LA VERITÀ NON
HA BISOGNO DI TRADUZIONI
Sidney
Pollack, vecchio mago del thriller ci impasta e ci condisce scialando
senza risparmio nel repertorio del genere il più classico
degli intrighi a sfondo internazionale, epigono del grande Hitchcock
(e come lui si concede lo sfizio di apparire nel suo film, non come
figurina di passaggio, ma in una particina parlate. Memorabile la
scenografia reale dei labirinti e delle sale all’interno dell’ONU,
sacro territorio internazionale mai contaminato dalle cineprese
(impresa che non riuscì nemmeno al grande Alfred!); scenario
veritiero ed emozionante delle disavventure di Silvia Broome (Nicole
Kidman), interprete impiegata nelle traduzioni simultanee che, per
puro caso, ascolta ignoti terroristi decisi a far fuori il dittatore
di uno stato africano accusato di genocidio, il cui arrivo è
imminente nel gran Consesso. A proposito, la donna che ascolta per
caso il progetto di un delitto non vi ricorda anche un pò
l’antico “Terrore che corre sul filo” (anche se
tutt’altra storia) di Anatole Litvak?—Si dà il
fatto che la nostra interprete conosce il “Ku”, il raro
idioma africano con cui si esprimono gli attentatori. Da qui altri
strani casi, coincidenze e fatalità che legano sempre più
l’incauta ragazza a una ridda di ipotesi che la coinvolgono
nell’affare politico—poliziesco.
Si scoprirà che il fratello di Silvia è
una delle tante vittime del dittatore e lei stessa compagna di lotta
e amante del defunto capo dei ribelli. Insomma, solo per spiegarvi
per bene i complicati risvolti e le rivelazioni dell’intricatissimo
giallo ci vorrebbero una trentina di cartelle almeno… E perché
poi?
E’ buona tradizione non svelare le soluzioni del complicato
gomitolo, lasciando all’attento spettatore (non distraetevi
però!) decidere chi sono i buoni e i cattivi.

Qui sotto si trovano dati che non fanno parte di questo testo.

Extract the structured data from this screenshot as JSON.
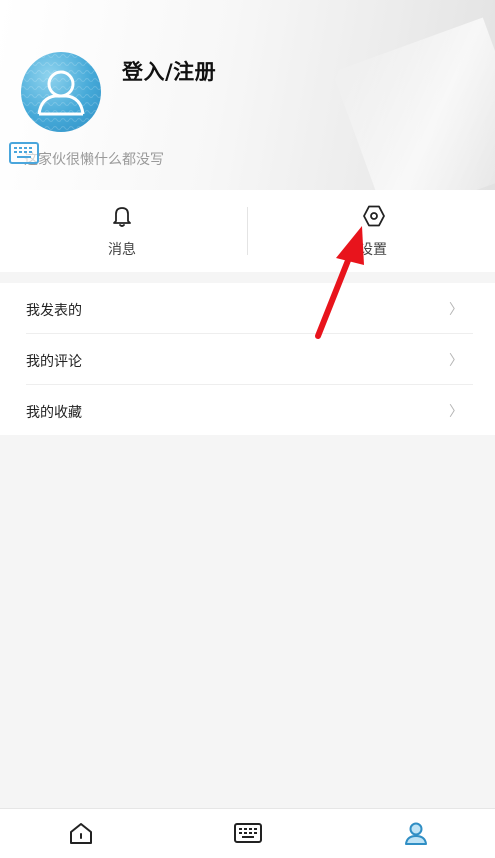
{
  "profile": {
    "title": "登入/注册",
    "bio": "这家伙很懒什么都没写"
  },
  "quick_actions": {
    "messages_label": "消息",
    "settings_label": "设置"
  },
  "menu": {
    "items": [
      {
        "label": "我发表的",
        "chevron": "〉"
      },
      {
        "label": "我的评论",
        "chevron": "〉"
      },
      {
        "label": "我的收藏",
        "chevron": "〉"
      }
    ]
  },
  "icons": {
    "avatar": "user-silhouette-icon",
    "messages": "bell-icon",
    "settings": "hexagon-gear-icon",
    "nav_home": "home-icon",
    "nav_keyboard": "keyboard-icon",
    "nav_profile": "user-icon",
    "overlay": "keyboard-icon"
  },
  "colors": {
    "accent": "#3aa0d8",
    "annotation_arrow": "#e8141c",
    "text_primary": "#222222",
    "text_secondary": "#9a9a9a"
  }
}
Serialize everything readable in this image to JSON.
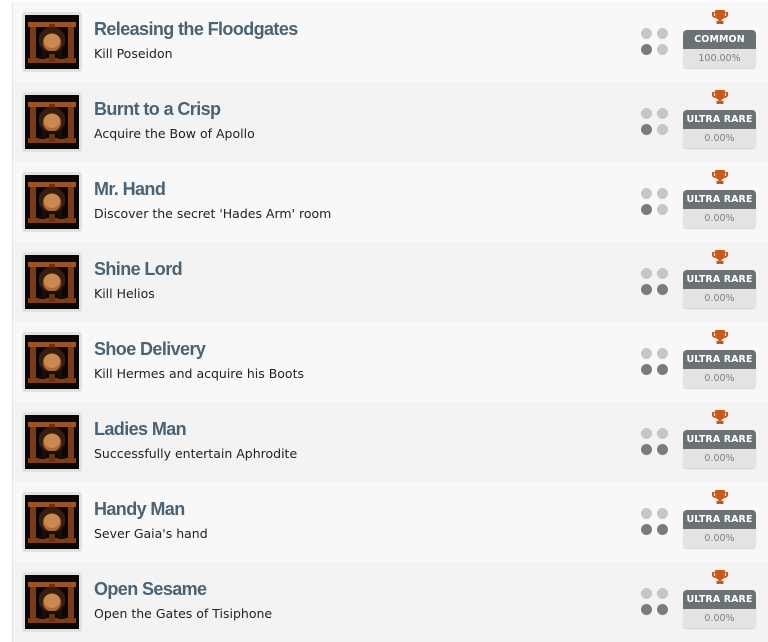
{
  "colors": {
    "title": "#4a6274",
    "trophy": "#c85a1a",
    "badge_bg": "#6a7273",
    "pct_bg": "#e3e4e2",
    "dot_on": "#7b7b7b",
    "dot_off": "#c6c6c6"
  },
  "achievements": [
    {
      "title": "Releasing the Floodgates",
      "description": "Kill Poseidon",
      "icon": "omega-game-icon",
      "difficulty_dots": [
        false,
        false,
        true,
        false
      ],
      "trophy_icon": "trophy-icon",
      "rarity": "COMMON",
      "percent": "100.00%"
    },
    {
      "title": "Burnt to a Crisp",
      "description": "Acquire the Bow of Apollo",
      "icon": "omega-game-icon",
      "difficulty_dots": [
        false,
        false,
        true,
        false
      ],
      "trophy_icon": "trophy-icon",
      "rarity": "ULTRA RARE",
      "percent": "0.00%"
    },
    {
      "title": "Mr. Hand",
      "description": "Discover the secret 'Hades Arm' room",
      "icon": "omega-game-icon",
      "difficulty_dots": [
        false,
        false,
        true,
        false
      ],
      "trophy_icon": "trophy-icon",
      "rarity": "ULTRA RARE",
      "percent": "0.00%"
    },
    {
      "title": "Shine Lord",
      "description": "Kill Helios",
      "icon": "omega-game-icon",
      "difficulty_dots": [
        false,
        false,
        true,
        true
      ],
      "trophy_icon": "trophy-icon",
      "rarity": "ULTRA RARE",
      "percent": "0.00%"
    },
    {
      "title": "Shoe Delivery",
      "description": "Kill Hermes and acquire his Boots",
      "icon": "omega-game-icon",
      "difficulty_dots": [
        false,
        false,
        true,
        true
      ],
      "trophy_icon": "trophy-icon",
      "rarity": "ULTRA RARE",
      "percent": "0.00%"
    },
    {
      "title": "Ladies Man",
      "description": "Successfully entertain Aphrodite",
      "icon": "omega-game-icon",
      "difficulty_dots": [
        false,
        false,
        true,
        true
      ],
      "trophy_icon": "trophy-icon",
      "rarity": "ULTRA RARE",
      "percent": "0.00%"
    },
    {
      "title": "Handy Man",
      "description": "Sever Gaia's hand",
      "icon": "omega-game-icon",
      "difficulty_dots": [
        false,
        false,
        true,
        true
      ],
      "trophy_icon": "trophy-icon",
      "rarity": "ULTRA RARE",
      "percent": "0.00%"
    },
    {
      "title": "Open Sesame",
      "description": "Open the Gates of Tisiphone",
      "icon": "omega-game-icon",
      "difficulty_dots": [
        false,
        false,
        true,
        true
      ],
      "trophy_icon": "trophy-icon",
      "rarity": "ULTRA RARE",
      "percent": "0.00%"
    }
  ]
}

Sean Penn è l’agente Tobin Keller impiegato
nella triplice indagine: sulla affascinante interprete, sugli attentatori
e i complici, nonché sulla protezione del vecchio presidente
Edmund Zuwanie (il vecchio attore inglese Earl Cameron). Lo svagato
Sean (ha sempre quell’aria un po’ trasognata e distratta)
deve interpretare anche il dolore dell’agente che è
vedovo recente e inconsolabile, nonché correndo da una parte
all’altra di New York, affascinarsi e innamorarsi anche un
pò della stupenda Kidman, come da prassi consueta agente/testimone.
Ma l’affare amoroso non si concluderà: resterà
solo un pò di tenerezza e di rimpianto, con stile sicuramente
più elegante di eventuali intromissioni erotiche che certo
avrebbero distratto dal nodo (ripeto, complicatissimo) della storia.
Godetevi l’ottima ricetta di Pollack, ben scritta, ben girata
e ben presentata, consumatela senza riserve etico—sociali
(altrove ci occuperemo di impegnati “tranche de vie”)
e senza rimorsi: si digerisce tutto benissimo!